Para se entender quais eram as mutações que apenas se observavam no autismo e onde se localizam no genoma, a equipa comparou sequências do genoma de crianças com autismo com as dos seus pais. “Com base nesta localização, pudemos perceber quais dessas mutações estão no ADN ‘lixo’ ou não”, explica ao PÚBLICO Jian Zhou, da Universidade de Princeton, nos Estados Unidos, e um dos autores do artigo.
Mas, para se compreender o efeito das mutações no ADN codificante nos indivíduos com autismo, compararam-se os efeitos dessas mutações nas crianças autistas com as dos seus irmãos que não tinham autismo, desenvolvendo-se uma “pontuação do impacto da doença” através do sistema de inteligência artificial.
“Observámos que mutações que as crianças não tinham herdado dos pais tiveram um impacto mais elevado e significativo do que as mesmas mutações nos irmãos que não tinham esse transtorno”, assinala Olga Troyanskaya, também da Universidade de Princeton e uma das coordenadoras do artigo.
Próximo: doenças cardíacas
A equipa testou ainda os efeitos das mutações no ADN não codificante em experiências de laboratório. Para isso, introduziu em células os tais impactos elevados das mutações que tinham sido encontradas em crianças com autismo e verificou que essas mutações alteravam a regulação genética. Além disso, percebeu-se que essas mutações afectam sinapses e genes relacionados com o cérebro. Mesmo assim, a equipa salienta que não encontrou as causas concretas do autismo, mas sim possíveis contribuições para este transtorno.
“As mutações no ADN não codificante não podem ser ignoradas quando estudamos as causas genéticas das doenças humanos”, refere Jian Zhou. “Esta é o primeiro estudo que demonstra que as mutações no ADN não codificante contribuem para doenças humanas. Espero que mais doenças possam ser estudadas usando esta abordagem ou abordagens ainda melhores.”

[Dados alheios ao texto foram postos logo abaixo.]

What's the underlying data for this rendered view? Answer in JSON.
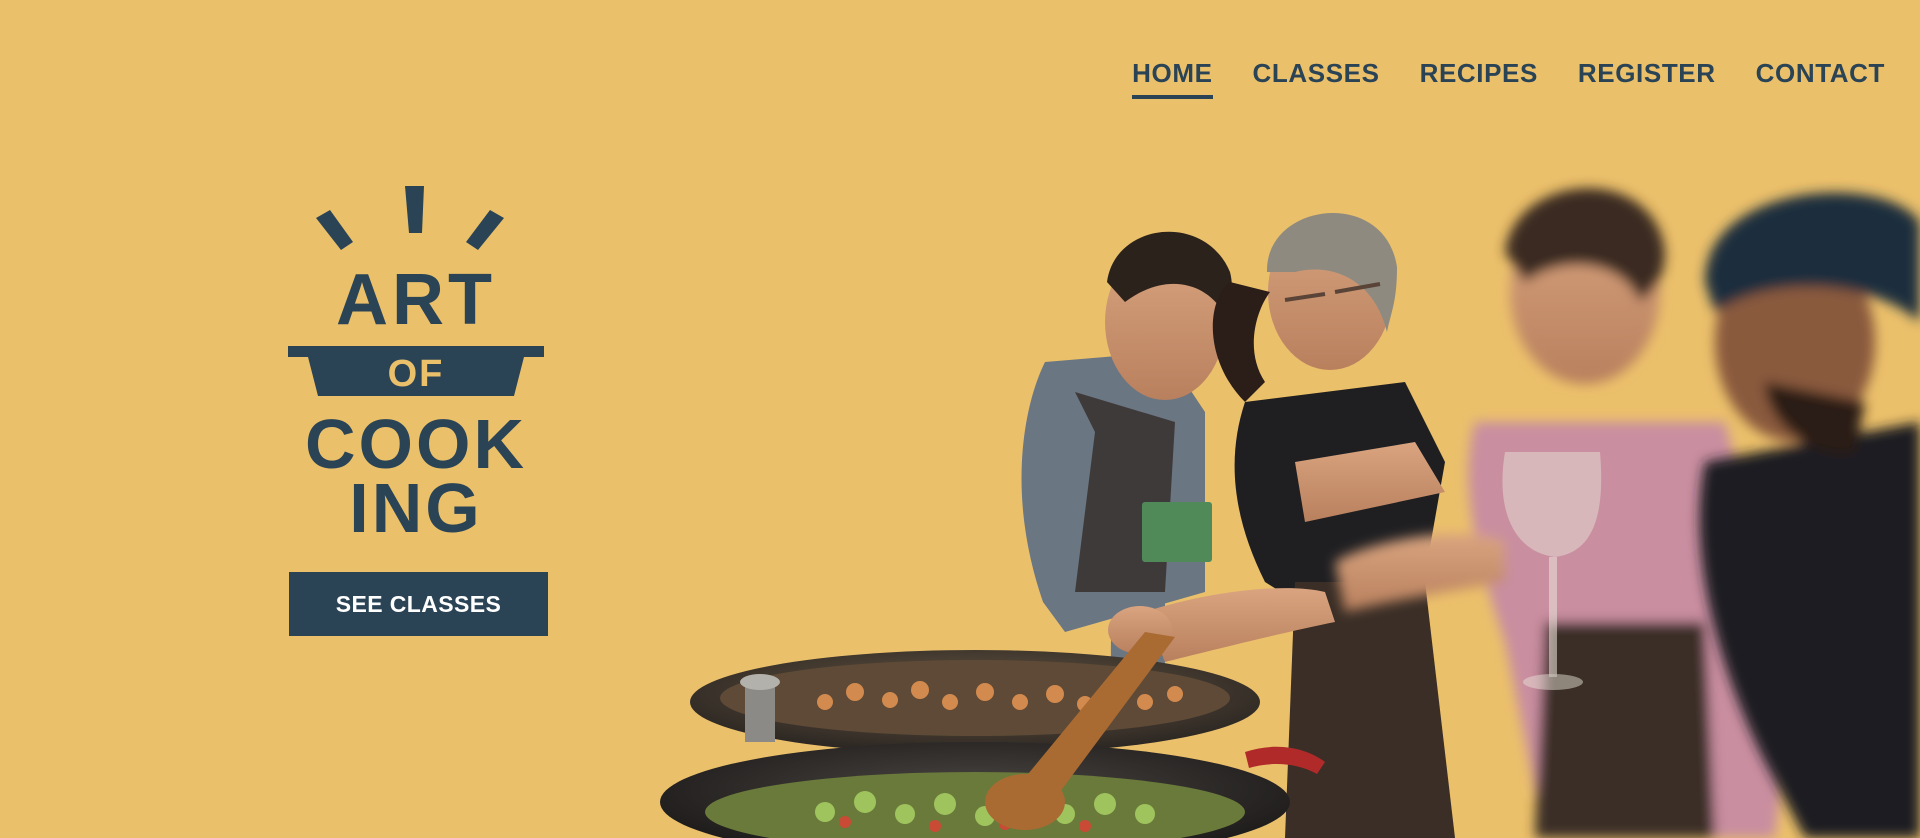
{
  "nav": {
    "items": [
      {
        "label": "HOME",
        "active": true
      },
      {
        "label": "CLASSES",
        "active": false
      },
      {
        "label": "RECIPES",
        "active": false
      },
      {
        "label": "REGISTER",
        "active": false
      },
      {
        "label": "CONTACT",
        "active": false
      }
    ]
  },
  "logo": {
    "line1": "ART",
    "line2": "OF",
    "line3": "COOK",
    "line4": "ING"
  },
  "cta": {
    "label": "SEE CLASSES"
  },
  "colors": {
    "background": "#EBC06B",
    "brand_dark": "#2A4456",
    "button_text": "#FFFFFF"
  }
}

Como tal, Jian Zhou e a sua equipa vão aplicar uma metodologia semelhante para investigar doenças cardíacas em trabalhos futuros. “Pessoalmente, planeio começar este Outono o meu grupo de investigação e focar-me no desenvolvimento de métodos computacionais que superem o que já sabemos sobre o ADN não codificante e as suas funções nas doenças”, diz ao PÚBLICO.